Housing for everybody?
The four-year housing plan presented by the Cristina Fernández de Kirchner administration on Tuesday evening is not immune from criticism (no mortgage credit scheme is ultimately compatible with the current levels of inflation which the government continues to ignore) but not even its harshest detractors could deny that it is the most ambitious solution proposed in the last decade and beyond for an increasingly glaring housing shortage — and certainly more serious than the preceding “Shared Dreams” projects so grossly mismanaged by the Schoklender brothers in the name of the Mothers of Plaza de Mayo. This plan projecting an annual 100,000 housing starts is not just about putting more bricks in the wall —it seeks to replace dollars with peso credits as the financial basis of the market.
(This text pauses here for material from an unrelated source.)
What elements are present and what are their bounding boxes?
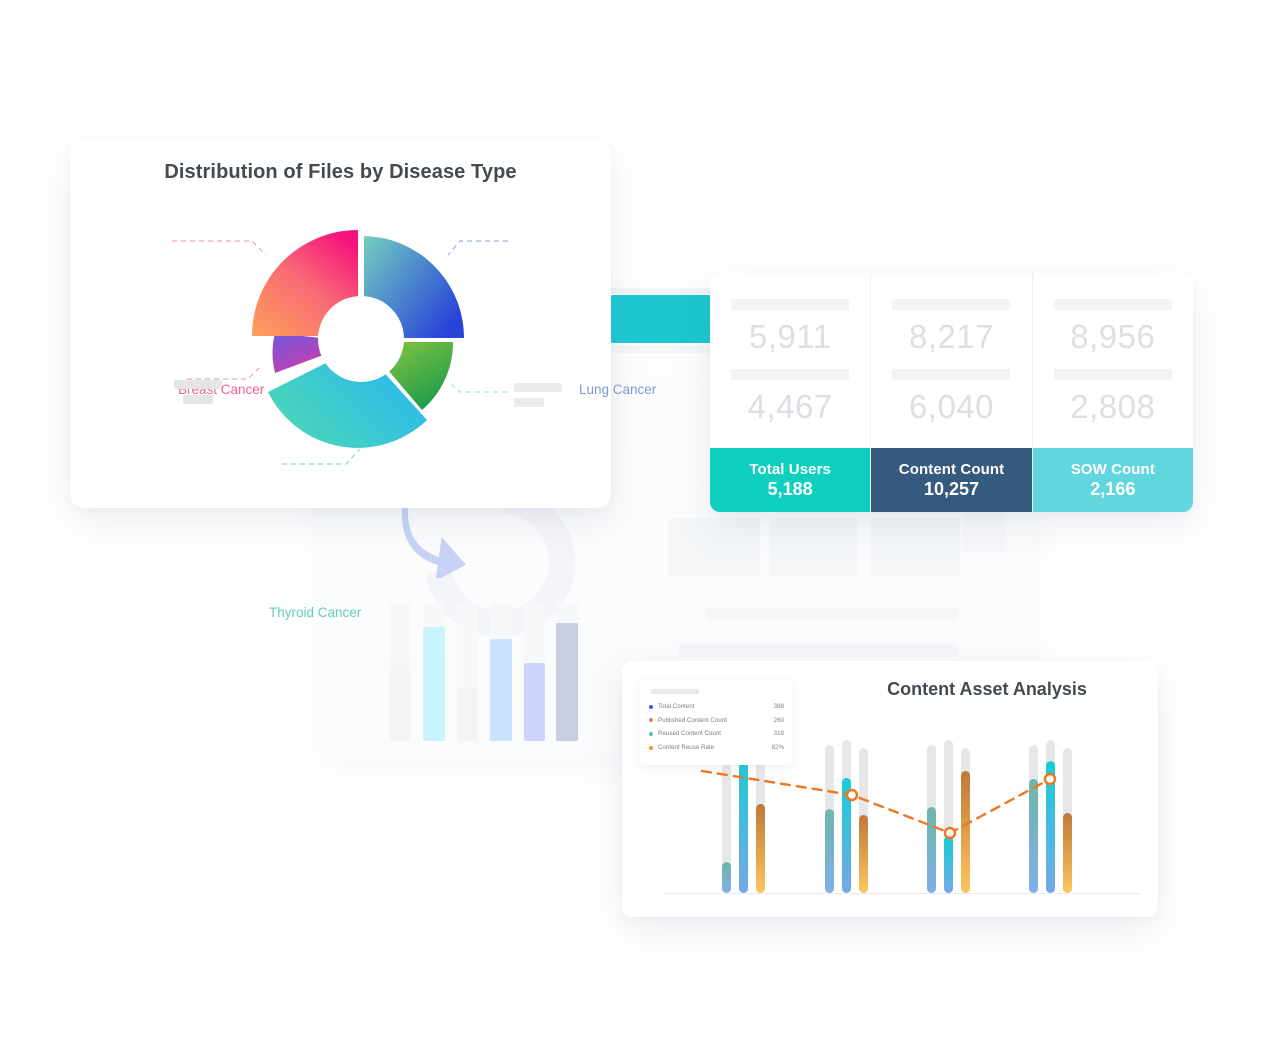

If successful, this plan would be a genuine case of “growth with social inclusion” by not only providing a Keynesian economic booster in hard times creating 100,000 jobs a year (apparently the government’s favourite number at the moment) but also placing housing within reach of the 80 percent of Argentines earning less than 5,000 pesos a month (according to last Friday’s CTA protest).
Perhaps this plan will fare best to the extent that it sticks to housing and not allows itself to be distracted by collateral aims.
Thus dethroning the dollar should only be a consequence of this scheme, not its primary objective — the idea should be to create a strong housing market beyond dollarization and not crush the greenback by obliterating the real estate industry, removing both the baby and the bathwater. Nor should the benefits be seen as mainly political to regain the initiative by announcing a megaplan of high impact. In terms of political drama, this plan can hardly compete with the uniquely epic dimensions of the YPF expropriation only two months ago (and already almost forgotten in the public mind) — housing announcements lack novelty value (remember Domestic Trade Secretary Guillermo Moreno’s 2006 plan whereby each rent payment would be a step towards home ownership?). Talking about YPF, there is also the danger of “putting too many straws into the same gourd,” as the local saying has it — if this plan is worth 20 billion pesos, where will the money to develop shale oil come from and why is this scheme working through the social security system instead of the National Mortgage Bank?
But to repeat, even a unilateral plan begging many questions is better than “Shared Dreams.”